Con el propósito de proveer datos de las industrias creativas en Colombia, el Departamento Administrativo Nacional de Estadística (DANE) dispone de una cuenta satélite de cultura y economía naranja en donde registra resultados de producción y generación de ingreso de las economías creativas, entendidas como las actividades que “generen derechos de autor y propiedad intelectual, como marcas y patentes”.  

Así, el valor agregado de las industrias creativas en 2018 fue 15.645 mil millones de pesos, es decir, el 1,8% del valor agregado total.  

Las industrias culturales (ej. editorial, audiovisual, fonográfica, entre otros) fueron las que más contribuyeron a la generación de valor agregado con 42,2%, seguido de creaciones funcionales (ej. medios digitales, software de contenidos, diseño y publicidad) con 34,2% y de artes y patrimonio (ej. artes visuales, artes escénicas, espectáculos, turismo, patrimonio cultural, material e inmaterial, entre otros) con 23,6%. 

Respecto al mercado laboral colombiano ligado a la economía naranja, el número de ocupados en estas actividades ha caído levemente en los últimos años, llegando a las 282.566 personas en 2018 . De hecho, en 2018 en 384 mil hogares había al menos una persona dedicada a alguna actividad perteneciente a la economía naranja, 2,5% del total de los hogares colombianos.
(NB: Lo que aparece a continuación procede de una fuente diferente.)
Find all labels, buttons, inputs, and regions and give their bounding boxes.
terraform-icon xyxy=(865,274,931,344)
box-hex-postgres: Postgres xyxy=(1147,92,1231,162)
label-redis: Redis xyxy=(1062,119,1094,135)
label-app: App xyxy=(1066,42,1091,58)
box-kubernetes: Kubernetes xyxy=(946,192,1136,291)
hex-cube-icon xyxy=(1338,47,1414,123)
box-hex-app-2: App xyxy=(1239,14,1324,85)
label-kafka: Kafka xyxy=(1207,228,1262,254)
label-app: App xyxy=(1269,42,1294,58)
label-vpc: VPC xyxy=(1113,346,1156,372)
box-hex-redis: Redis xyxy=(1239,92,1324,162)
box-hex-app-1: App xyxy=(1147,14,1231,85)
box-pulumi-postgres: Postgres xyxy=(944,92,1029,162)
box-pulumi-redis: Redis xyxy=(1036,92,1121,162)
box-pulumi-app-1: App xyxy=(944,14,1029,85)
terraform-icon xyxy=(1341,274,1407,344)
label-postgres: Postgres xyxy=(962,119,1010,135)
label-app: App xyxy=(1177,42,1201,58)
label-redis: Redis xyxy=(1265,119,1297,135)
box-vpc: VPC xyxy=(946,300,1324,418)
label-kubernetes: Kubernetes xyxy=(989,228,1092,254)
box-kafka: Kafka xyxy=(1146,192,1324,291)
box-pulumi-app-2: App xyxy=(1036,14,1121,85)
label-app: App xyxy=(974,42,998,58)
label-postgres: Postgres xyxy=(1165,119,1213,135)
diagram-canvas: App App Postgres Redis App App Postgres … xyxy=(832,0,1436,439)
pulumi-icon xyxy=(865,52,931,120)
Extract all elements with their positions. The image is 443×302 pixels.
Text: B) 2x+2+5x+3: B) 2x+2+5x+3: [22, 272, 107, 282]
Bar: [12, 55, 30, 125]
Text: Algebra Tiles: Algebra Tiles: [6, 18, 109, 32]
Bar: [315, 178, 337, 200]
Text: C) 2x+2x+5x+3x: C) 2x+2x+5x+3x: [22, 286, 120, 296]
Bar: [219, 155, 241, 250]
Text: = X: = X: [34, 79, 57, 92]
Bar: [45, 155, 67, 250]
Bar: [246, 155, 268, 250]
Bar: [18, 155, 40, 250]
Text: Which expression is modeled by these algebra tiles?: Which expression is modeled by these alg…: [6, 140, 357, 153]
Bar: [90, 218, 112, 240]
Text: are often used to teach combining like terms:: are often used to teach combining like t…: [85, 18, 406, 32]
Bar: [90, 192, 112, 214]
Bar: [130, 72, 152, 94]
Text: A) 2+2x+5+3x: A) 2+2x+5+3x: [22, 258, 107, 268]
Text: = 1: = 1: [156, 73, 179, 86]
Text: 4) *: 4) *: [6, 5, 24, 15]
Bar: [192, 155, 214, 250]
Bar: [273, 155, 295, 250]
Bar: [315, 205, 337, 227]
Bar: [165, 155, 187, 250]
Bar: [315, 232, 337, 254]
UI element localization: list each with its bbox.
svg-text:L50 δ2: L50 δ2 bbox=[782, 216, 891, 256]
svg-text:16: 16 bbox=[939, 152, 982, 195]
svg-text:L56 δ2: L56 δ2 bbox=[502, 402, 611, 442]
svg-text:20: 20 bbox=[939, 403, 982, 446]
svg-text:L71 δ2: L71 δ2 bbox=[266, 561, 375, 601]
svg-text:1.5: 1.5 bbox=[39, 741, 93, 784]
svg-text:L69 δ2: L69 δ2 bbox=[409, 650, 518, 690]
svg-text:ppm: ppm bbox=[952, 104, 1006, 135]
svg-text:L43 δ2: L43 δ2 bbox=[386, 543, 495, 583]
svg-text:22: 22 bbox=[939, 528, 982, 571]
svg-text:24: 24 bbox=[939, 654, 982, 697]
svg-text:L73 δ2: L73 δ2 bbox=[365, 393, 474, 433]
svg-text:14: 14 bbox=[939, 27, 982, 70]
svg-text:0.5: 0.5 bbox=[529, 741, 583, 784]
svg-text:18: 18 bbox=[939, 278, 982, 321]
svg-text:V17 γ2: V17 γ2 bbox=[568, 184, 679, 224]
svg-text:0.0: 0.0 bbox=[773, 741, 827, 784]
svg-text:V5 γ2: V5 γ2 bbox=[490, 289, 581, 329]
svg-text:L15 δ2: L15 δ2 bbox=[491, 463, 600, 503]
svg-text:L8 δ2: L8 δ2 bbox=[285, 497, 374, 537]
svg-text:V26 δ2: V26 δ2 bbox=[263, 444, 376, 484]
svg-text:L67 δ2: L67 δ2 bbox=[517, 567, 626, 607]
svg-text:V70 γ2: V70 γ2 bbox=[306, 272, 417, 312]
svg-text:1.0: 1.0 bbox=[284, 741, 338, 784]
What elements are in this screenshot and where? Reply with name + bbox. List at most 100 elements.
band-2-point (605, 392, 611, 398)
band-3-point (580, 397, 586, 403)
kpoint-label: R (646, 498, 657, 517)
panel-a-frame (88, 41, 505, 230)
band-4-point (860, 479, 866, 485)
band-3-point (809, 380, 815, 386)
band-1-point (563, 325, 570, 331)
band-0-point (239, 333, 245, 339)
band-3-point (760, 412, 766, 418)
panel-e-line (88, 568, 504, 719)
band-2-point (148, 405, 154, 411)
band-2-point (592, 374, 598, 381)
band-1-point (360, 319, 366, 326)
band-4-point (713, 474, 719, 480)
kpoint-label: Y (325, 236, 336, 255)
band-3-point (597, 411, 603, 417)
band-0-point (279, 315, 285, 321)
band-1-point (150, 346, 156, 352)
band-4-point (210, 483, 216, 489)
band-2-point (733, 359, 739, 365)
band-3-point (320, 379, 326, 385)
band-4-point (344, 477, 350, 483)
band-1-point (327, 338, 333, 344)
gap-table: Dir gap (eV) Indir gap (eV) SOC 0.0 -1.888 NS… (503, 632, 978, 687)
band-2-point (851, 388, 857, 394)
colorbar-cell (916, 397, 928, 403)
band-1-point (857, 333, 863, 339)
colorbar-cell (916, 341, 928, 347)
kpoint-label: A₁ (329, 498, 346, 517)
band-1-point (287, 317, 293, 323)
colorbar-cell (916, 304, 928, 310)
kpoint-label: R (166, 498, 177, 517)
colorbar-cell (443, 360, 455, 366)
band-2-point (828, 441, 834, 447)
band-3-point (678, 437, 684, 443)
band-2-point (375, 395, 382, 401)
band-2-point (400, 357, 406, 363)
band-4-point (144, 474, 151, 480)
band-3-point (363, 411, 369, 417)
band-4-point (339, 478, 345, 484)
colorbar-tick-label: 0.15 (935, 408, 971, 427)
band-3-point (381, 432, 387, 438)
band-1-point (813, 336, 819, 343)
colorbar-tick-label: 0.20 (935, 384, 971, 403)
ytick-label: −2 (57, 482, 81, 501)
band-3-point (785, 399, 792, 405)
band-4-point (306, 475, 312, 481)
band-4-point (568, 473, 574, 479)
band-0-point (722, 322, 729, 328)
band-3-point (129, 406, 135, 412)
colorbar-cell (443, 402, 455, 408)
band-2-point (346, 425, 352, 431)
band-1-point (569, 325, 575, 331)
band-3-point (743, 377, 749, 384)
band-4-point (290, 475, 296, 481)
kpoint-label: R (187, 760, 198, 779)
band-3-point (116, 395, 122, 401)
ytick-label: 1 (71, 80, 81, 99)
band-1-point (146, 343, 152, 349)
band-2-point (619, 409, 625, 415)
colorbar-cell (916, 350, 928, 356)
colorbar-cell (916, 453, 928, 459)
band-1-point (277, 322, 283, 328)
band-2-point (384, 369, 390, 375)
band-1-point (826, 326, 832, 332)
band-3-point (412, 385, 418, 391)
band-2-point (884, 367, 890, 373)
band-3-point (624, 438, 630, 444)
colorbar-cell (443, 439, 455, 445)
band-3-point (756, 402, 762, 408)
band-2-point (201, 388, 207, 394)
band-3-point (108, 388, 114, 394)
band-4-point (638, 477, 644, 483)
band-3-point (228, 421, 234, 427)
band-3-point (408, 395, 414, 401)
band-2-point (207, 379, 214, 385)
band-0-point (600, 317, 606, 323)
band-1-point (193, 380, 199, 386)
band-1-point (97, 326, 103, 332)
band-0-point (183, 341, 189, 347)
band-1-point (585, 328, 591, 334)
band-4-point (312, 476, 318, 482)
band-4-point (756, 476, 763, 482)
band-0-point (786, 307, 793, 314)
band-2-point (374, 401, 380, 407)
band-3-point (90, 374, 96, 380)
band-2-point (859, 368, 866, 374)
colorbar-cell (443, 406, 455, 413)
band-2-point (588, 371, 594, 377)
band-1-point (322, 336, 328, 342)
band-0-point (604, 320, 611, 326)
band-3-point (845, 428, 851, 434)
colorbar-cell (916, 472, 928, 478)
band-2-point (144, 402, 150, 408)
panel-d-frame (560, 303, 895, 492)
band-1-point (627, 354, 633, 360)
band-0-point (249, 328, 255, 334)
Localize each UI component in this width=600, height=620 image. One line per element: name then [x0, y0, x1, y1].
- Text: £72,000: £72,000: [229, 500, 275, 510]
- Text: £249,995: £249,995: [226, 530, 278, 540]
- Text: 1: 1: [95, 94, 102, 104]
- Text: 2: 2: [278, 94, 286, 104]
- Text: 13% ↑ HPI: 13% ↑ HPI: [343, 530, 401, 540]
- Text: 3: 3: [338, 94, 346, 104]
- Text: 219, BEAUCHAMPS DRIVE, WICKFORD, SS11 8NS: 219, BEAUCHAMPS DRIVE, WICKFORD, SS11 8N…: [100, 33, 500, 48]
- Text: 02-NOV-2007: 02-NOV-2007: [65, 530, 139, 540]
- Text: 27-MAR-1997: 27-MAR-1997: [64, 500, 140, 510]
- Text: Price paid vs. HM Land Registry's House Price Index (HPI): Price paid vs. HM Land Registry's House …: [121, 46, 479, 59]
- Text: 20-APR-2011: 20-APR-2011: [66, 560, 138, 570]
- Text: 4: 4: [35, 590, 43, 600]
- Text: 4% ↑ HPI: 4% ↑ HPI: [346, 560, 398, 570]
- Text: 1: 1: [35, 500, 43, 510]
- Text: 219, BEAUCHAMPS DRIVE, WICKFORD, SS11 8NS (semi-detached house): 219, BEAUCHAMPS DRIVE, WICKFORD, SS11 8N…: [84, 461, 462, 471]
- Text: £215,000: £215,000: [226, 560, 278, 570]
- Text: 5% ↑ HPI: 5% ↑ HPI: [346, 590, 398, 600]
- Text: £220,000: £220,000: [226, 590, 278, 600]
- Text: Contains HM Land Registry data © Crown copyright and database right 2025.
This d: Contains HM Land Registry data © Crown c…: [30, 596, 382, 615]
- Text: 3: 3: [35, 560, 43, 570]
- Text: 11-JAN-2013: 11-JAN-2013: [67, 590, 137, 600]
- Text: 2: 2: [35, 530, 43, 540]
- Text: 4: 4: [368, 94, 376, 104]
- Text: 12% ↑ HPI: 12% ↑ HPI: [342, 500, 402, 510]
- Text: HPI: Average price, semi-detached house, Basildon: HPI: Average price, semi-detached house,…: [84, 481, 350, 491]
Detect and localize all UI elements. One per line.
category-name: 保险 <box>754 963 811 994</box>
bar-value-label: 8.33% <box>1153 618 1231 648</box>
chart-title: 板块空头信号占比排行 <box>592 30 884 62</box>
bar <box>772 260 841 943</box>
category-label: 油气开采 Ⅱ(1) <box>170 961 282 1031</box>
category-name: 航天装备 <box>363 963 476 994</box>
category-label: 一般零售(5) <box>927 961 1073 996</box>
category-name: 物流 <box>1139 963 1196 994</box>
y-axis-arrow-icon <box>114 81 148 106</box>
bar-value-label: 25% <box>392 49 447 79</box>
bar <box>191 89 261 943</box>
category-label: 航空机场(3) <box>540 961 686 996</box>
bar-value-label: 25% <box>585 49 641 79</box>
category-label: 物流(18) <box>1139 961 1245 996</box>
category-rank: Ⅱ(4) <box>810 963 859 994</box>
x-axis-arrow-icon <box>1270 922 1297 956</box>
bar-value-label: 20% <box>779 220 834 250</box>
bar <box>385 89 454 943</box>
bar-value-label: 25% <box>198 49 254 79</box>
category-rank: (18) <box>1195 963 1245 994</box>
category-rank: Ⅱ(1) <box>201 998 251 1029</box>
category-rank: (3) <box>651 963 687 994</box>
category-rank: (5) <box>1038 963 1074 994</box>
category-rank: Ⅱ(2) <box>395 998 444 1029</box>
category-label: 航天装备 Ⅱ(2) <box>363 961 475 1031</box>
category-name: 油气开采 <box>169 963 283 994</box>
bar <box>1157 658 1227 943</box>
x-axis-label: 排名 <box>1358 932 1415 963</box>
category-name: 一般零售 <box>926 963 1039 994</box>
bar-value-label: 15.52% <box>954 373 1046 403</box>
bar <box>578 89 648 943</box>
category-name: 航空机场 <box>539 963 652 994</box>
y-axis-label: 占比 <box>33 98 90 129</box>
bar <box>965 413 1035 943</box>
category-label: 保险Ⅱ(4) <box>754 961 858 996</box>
El 42,5% de las personas se ocuparon en el subsector de artes y patrimonio y el 42,3% en creaciones funcionales. Las industrias culturales participaron con el 15,2%, pese a ser el subsector que más contribuyó al valor agregado de las industrias creativas. 

Conclusiones:  

Las industrias creativas cada vez son más importantes a nivel mundial y en Colombia, dado el potencial asociado a su riqueza cultural y su apalancamiento en las nuevas tecnologías.  

El Gobierno colombiano ha puesto en marcha planes y programas para su potencialización, que buscan generar más empleo y más producción. Sin embargo, persisten retos como lo extensa que puede llegar a ser su definición y por ende la dificultad en su medición, además de la ausencia de unas condicionales laborales equiparables a las de otros sectores para buena parte de sus trabajadores.